USA TODAY High School Sports has a weekly column on the recruiting process. This isn’t about where just the top five-star athletes are headed but rather a guide to the process and the pitfalls for student-athletes nationwide from Playced.com. This week’s article is written by Ross Hawley, the president of the company. Playced.com identifies appropriate colleges for potential recruits and delivers an online DIY college planning experience for student athletes of all talent levels and ages.
If you had the opportunity to ask some of the best college coaches in the country anything about college recruiting, what would you ask them? Would you ask for advice? What about recruiting would you want to learn more of? What about recruiting would you want to know that would give you some insight into what coaches are really looking for in an athlete?
Well, on behalf of all you recruits out there that won’t or don’t get the opportunity to ask those burning questions, we went ahead and asked for you. Let’s face it, college coaches do know a little bit about the recruiting process! Here is what some of the best coaches in the land had to say.
Q: What age or grade level should a student-athlete get serious about college recruiting and their future?
A: College recruiting seems to start earlier and earlier each year. That can be stressful for everyone, because it is a big decision to make. I would tell young student-athletes to watch as much of their sport as possible. Have a good idea of what it really takes to play at all levels. Take care of your grades every year and expect the very best from yourself. The passion a student-athlete has for the sport they play, coupled with their classroom efforts, will dictate how serious of a recruit they will be.
- Theresa Romagnolo, Notre Dame Head Women’s Soccer Coach
Q: What is the best thing a potential recruit could do to prepare for their college recruiting experience?
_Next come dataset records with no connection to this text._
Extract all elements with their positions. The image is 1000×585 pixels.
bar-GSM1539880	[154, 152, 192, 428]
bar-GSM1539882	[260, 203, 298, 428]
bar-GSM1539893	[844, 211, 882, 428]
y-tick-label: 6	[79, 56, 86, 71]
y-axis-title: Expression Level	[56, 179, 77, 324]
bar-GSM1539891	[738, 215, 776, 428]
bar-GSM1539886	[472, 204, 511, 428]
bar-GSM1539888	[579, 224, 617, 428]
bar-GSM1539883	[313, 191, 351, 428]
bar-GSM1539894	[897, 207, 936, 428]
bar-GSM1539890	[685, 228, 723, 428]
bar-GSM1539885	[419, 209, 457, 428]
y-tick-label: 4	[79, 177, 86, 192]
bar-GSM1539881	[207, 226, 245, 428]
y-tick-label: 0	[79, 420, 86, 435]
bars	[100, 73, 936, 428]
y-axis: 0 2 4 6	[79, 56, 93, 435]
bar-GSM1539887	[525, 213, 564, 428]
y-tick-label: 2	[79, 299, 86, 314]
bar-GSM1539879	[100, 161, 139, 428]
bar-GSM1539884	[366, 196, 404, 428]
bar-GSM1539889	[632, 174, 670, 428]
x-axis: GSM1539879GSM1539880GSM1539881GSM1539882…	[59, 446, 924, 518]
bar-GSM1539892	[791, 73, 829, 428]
A: Every student-athlete should assess what is important to their own situation. Every one of them is different. That means every student-athlete’s recruiting experience will be different. Don’t get caught up thinking and acting in a way that is not representative of what you truly want. The college athletes that go on to have the most success on and off the court are the ones that account for their own happiness. Ask the tough questions of yourself and never be scared of the answers. This is not your parent’s experience, your friend’s experience, or your coach’s experience; it’s your experience!
- Russ Rose, Penn State Head Volleyball Coach
Q: Not including physical talent, what is the most important factor you consider before offering a scholarship at The University of Arizona?
A: Show me a student-athlete that treats their parents well. Show me a student-athlete that respects authority and knows how to handle social situations. We want young adults that would rather engage in a conversation than bury their face in a cell phone. At The University of Arizona, we are so blessed to have amazingly talented players. But make no mistake about it, we will never compromise character for talent. Team should always come before self. In all my years of coaching, I have never met an athlete that is bigger than the game they play and certainly, no student more important than the institution they represent.
- Mike Candrea, Arizona Head Softball Coach
Q: What would you tell a recruit if he was interested in your program and you had not yet identified him as a potential fit for your program?
A: Without a doubt, that recruit needs to find a way to get in front of our coaching staff. Whether it be an email with a highlight video, attending a camp, or any other way one of our coaches can identify you; make it happen. Like many NCAA Div. I programs, we are an “eyes-on” staff. We have to see you for you to make an impression on us and we aren’t going to be making any offers to a young man that we cannot verify with our own eyes! Take it one step at a time and make an effort to be seen before you expect something out of the recruiting process. And for all of you student-athletes out there; college coaches want kids that want to be a part of their program. If you want to be a part of what we are doing, tell us! If you can cut it both academically and on the field, we will have a lot of success in striving for the same goals.
- Brad Hill, Kansas State Head Baseball Coach
Q: What are absolute “no-no’s” for any potential recruit?
A: One of the first things we look for is grades. If they don’t meet the NCAA standards, it is very difficult to justify recruiting them. Trouble with the law, or alcohol and drug use also can be hard to overcome. Beyond that, they have to show their competitiveness, toughness, and love for the game of football. If they don’t have that in high school, they will struggle in college.
- Chris Klieman, North Dakota State Head Football Coach
Q: What advice do you have for parents experiencing the recruiting process with their son or daughter?
A: Nobody knows their child like a parent. I think it is very important for parents to help their son or daughter with the college selection process. Help your child to consider what will make him/her the happiest and most successful in the long-term. Don’t just look at the recruiting process as an athletic decision. Where can your kid get the most meaningful degree? Where will he/she be happiest in terms of atmosphere and campus setup? I strongly encourage parents to help their student-athlete make a decision that he/she will be proud of for the rest of their life. Getting a degree and having a positive college experience lasts a lifetime!